Using 90%: (12 X 34 X 1000)/250 = 1632 gallons per cubic foot
Customer Increased Lab DI Water Demand = 20,240 Gallons Per Month
City Water Quality 300 micromhos
3 Cubic Foot Tanks Used
(36x34x1000)/300 = 4,080 Gallons (per Tank)
Now that we can see approximately how many DI Tanks we will go through a month.
Installing a RO System prior to the DI Tank will increase the capacity of the DI tanks as you will be reducing the micromhos (TDS) prior to the tanks.
This system consisted of the following equipment:
Qty (2) 24″ x 72″ Water Softener Systems Eco Water EWS190 Twin Softener System
Qty (1) 18″ x 60″ Carbon Filter Eco Water EWS171CS Single Carbon Filter /W Lock Out Switch
Qty (1) ECO 6000 Ecowater Reverse Osmosis System
New 200 Gallon Cone Bottom Storage Tank
Each piece of equipment had a specific function to help increase the output of the DI Exchange Tanks.
The RO System reduced the Micromhos from 300 to 6. That reduction in TDS (Total Dissolved Solids) allowed us to increase the capacity on the DI Tanks.
(36 x 34 x 1000) / 6 = 204,000 Gallons Of DI Water Per Tank
In some cases you may want to convert to a smaller DI tanks to allow for more frequent exchanges and reduction in tank costs.
Overall consistency and quality should be better by putting in a RO System w/ pre treatment prior to the DI Exchange Tanks. This is due to the equipment before the DI Tanks taking out the majority of the TDS. So if there are any fluctuations in incoming water quality, the pre treatment will deal with the majority of that.
Some things to consider before converting your system:
- Maintenance Costs: there are additional maintenance costs associated with RO Systems, such as membranes, sensors, pumps, probes, pre filters, etc. These maintenance costs may end up costing more than just running DI Exchange Tanks.

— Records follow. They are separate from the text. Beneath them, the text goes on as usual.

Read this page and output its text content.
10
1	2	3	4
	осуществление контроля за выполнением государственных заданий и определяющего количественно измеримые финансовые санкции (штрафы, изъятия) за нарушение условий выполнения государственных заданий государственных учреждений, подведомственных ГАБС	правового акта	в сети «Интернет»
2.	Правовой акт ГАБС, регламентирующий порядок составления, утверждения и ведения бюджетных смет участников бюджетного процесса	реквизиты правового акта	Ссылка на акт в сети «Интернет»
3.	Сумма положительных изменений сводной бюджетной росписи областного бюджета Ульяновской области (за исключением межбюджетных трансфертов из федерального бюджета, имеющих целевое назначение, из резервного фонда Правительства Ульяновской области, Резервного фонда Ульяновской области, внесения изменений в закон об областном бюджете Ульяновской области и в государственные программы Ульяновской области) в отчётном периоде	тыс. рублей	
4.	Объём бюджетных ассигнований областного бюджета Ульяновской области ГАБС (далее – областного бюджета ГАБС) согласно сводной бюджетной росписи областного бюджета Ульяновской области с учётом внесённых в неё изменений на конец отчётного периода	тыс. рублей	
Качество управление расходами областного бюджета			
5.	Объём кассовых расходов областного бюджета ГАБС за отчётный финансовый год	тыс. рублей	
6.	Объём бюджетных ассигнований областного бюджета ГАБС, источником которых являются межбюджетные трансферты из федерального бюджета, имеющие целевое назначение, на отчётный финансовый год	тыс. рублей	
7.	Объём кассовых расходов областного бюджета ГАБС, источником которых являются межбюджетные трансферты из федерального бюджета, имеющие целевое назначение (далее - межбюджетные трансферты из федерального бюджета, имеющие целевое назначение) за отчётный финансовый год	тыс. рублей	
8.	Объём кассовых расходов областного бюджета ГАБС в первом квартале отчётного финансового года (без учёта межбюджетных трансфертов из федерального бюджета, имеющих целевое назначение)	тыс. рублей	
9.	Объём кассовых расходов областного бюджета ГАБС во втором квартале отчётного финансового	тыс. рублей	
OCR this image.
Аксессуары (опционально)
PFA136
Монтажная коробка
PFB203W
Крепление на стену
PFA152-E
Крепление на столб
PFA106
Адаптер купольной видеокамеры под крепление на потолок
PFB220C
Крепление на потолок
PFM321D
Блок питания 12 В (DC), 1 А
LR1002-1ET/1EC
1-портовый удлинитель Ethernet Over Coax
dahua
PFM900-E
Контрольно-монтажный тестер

- Consumables: Items such as salt, pre filters, RO membranes add to the overall operation costs and should be calculated in to see if the payback is good.
- Waste Water: In some applications a RO System is not the best way to go. Those applications may include facilities that are limited on waste water or waste disposal. A RO System, water softener and backwashing carbon filter will generate waste water.